People beg everywhere; they are desperate for dollars. You snap a picture of someone and payment is immediately requested. At first it seems crass, but you think, Why the hell not? It is a business. It is part of tourism. An old man wearing a red-starred Che beret sits picturesquely on a stoop, smoking a pipe with a cigar stuck in its bowl. His face is as lined as a map. He is like a found work of art. You snap his picture and give him a dollar. You move on. Three blocks later, there he is again, poised on another stoop. This is what he does for a living. He poses for tourists. He is local color. So is a jet-black woman who reads tarot cards outside a café called El Patio. A flower in her hair, a cigar jutting out of her mouth, she is too good to be true. Take her picture; hand her a dollar. She is no more something one has discovered than, say, the Statue of Liberty. Later, in the cheesy and tchotchke-driven market, I see velvet paintings featuring her, cigar and all.
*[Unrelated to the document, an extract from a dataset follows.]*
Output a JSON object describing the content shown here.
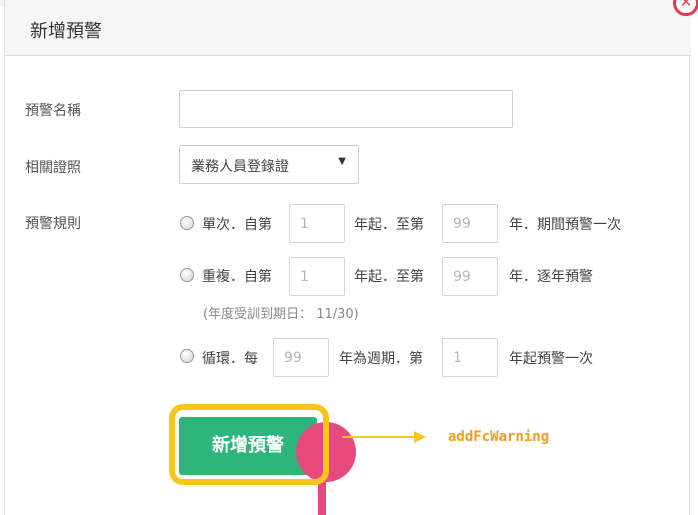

The Cuban people are almost uniformly handsome, yet, unlike Miami Cubans, they are very thin. The lack of weight is a little alarming, although maybe I am just used to the general heft of Americans. The dogs on the street are the scrawniest I have ever seen; mutts totter weakly on spindly legs, sniffing in vain for scraps of food. There are no scraps in this city. It is like a tropical death camp for dogs.

Throughout Havana, there are predictable slogans on billboards and heroic drawings of Che, but Fidel's kisser is nowhere to be seen. It is the opposite of the cult of personality. It is the cult of the Unseen Beard. The word is that Castro never speaks in public anymore, only on television.

Our tour bus takes us to Revolutionary Square, where Fidel used to address his comrades at Wagnerian length. A huge area is paved over for people to stand and listen to speeches; poles studded with loudspeakers are placed every 50 yards or so. It is gray, totalitarian Moscow come to the Tropics -- the opposite in texture of the rest of Havana, which is all music and swaying hips and petty hustles.

The next day, I go back to Old Havana and see a hilarious curiosity -- a garden built by Fidel in honor of Princess Diana. The garden is small, filled with flowering shrubs, and surrounded by a 6,000-square-foot circular walkway. A plaque on its western wall honors Diana of Wales. The place, a kind of Cuban Strawberry Fields, seems a total non sequitur until I get this explanation: Fidel detests the Brits and created this lovely horticultural tribute to tick off the royal family!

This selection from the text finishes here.